Lexikon der Filmbegriffe

marital drama

auch: maternal melodrama, marital melodrama; dt. etwa: „Mütterdrama“


Das marital drama ist eine dem Rührstück ähnliche Untergattung des (oft tränentreibenden) Melodramas, in dessen Zentrum Mutterfiguren stehen, die durch ebenso aufopferungsvolle wie selbstlose Mutterliebe versuchen, Härte des Zustoßenden oder Ungerechtigkeiten des Widerfahrenden zu meistern. Einige stereotype Geschichten sind immer wieder variiert worden: Die Figuren werden auf grausame Art von ihren Kindern verleugnet; oder sie werden von den Kindern getrennt (sei es aus sozialem Zwang, sich von den Kindern zu trennen, sei es aus finanzieller Notlage, sei es wegen moralischen Fehlverhaltens). Weil die Figuren bereit sind, sich für die Kindern zu opfern, sich selbst zu Opfern machen, enden die Filme fast immer in emotional aufwühlenden Finalszenen. Die meisten Mütterdramen stammen aus der Hochphase des Hollywoodfilms und wurden in der feministischen Filmanalyse als eine Art Laboratorium der filmischen Ausarbeitung des weiblichen Subjekts untersucht. Der bis heute bekannteste Film der Gruppe ist Imitation of Life (1959, Douglas Sirk; Remake des gleichnamigen Films von 1934, John Stahl) – eine Doppelgeschichte über eine weiße und eine schwarze Mutter, deren Töchter sich ihnen entfremden: die eine, weil die Mutter sie wegen ihrer Schauspielerkarriere vernachlässigt, die andere, weil sie sich ihrer farbigen Mutter schämt und als Weiße gelten möchte. Auch Stella Dallas (1937, King Vidor; erstverfilmt 1925, Henry King) über eine Mutter, die sich für die Karriere der Tochter opfert, ist bekannt geblieben. The Old Maid (1939, Edmund Goulding) erzählt von einer jungen Frau, die das Kind des im Krieg gefallenen Geliebten in einem Waisenhaus als fremdes Kind unter anderen aufzieht. Neben den Filmen der 1930er und 1940er finden sich aber bis heute immer neue Varianten des Mütterdramas.

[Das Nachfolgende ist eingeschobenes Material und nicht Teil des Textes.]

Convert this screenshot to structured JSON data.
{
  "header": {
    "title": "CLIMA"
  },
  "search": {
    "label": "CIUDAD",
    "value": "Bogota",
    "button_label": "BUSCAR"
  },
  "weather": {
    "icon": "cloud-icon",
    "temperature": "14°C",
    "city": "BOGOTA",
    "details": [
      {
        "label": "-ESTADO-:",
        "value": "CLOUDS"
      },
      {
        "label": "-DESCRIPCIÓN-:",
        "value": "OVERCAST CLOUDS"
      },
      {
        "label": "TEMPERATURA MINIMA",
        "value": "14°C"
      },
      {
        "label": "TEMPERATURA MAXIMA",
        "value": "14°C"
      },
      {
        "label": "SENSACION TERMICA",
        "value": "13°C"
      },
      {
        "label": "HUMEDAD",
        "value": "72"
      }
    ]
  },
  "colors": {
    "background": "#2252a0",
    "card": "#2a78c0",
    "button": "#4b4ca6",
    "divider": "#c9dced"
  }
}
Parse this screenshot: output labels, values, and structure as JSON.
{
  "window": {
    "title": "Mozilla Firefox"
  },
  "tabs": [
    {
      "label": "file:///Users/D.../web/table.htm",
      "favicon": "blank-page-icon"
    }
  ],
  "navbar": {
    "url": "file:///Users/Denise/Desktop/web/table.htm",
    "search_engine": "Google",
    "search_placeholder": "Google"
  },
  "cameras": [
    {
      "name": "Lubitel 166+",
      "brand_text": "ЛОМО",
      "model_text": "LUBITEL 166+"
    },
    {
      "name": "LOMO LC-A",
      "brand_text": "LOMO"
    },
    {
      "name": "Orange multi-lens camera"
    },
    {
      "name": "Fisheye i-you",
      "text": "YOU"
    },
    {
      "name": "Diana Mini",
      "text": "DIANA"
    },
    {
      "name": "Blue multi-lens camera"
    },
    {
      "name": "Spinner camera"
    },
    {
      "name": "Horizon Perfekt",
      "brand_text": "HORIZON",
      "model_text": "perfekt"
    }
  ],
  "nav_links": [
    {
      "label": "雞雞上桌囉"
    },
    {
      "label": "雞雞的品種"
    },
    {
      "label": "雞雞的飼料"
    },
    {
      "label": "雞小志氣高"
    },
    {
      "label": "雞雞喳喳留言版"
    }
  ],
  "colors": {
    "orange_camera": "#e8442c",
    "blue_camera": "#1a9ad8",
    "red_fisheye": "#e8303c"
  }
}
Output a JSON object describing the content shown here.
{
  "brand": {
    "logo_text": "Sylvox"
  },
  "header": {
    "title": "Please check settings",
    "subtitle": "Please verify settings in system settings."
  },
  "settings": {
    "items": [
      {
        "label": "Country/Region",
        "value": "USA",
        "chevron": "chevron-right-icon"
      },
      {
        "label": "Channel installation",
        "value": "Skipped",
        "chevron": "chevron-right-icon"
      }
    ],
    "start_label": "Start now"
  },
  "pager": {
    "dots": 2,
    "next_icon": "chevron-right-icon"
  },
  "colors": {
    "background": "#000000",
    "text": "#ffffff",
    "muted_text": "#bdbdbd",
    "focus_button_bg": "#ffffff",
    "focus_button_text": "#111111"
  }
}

Literatur: Jacobs, Lea: Unsophisticated Lady: The Vicissitudes of the Maternal Melodrama in Hollywood. In: Modernism/modernity 16,1, 2009, S. 123‑140. - Viviani, Christian: Who Is without Sin? The Maternal Melodrama in American Film, 1930‑39. In: Wide Angle 4,2, 1980, S. 4‑17. – Williams, Linda: „Something Else besides a Mother“. Stella Dallas and the Maternal Melodrama. In: Cinema Journal 24,1, Autumn 1984, S. 2‑27. Vgl. dazu ein „Reply“ von  Ann Kaplan (24,2, Winter 1985, S. 40‑43). – De Hart, Betty: Not without My Daughter: On Parental Abduction, Orientalism and Maternal Melodrama. In: European Journal of Women's Studies 8,1, 2001, S. 51‑65. – McCormick, Adrienne: Supermothers on film: Or maternal melodrama in the twenty‑first century. In: Twenty First Century Motherhood: Experience, Identity, Policy and Agency. Ed. by Andrea O‘Reilly. New York : Columbia University Press 2010, S. 140‑157.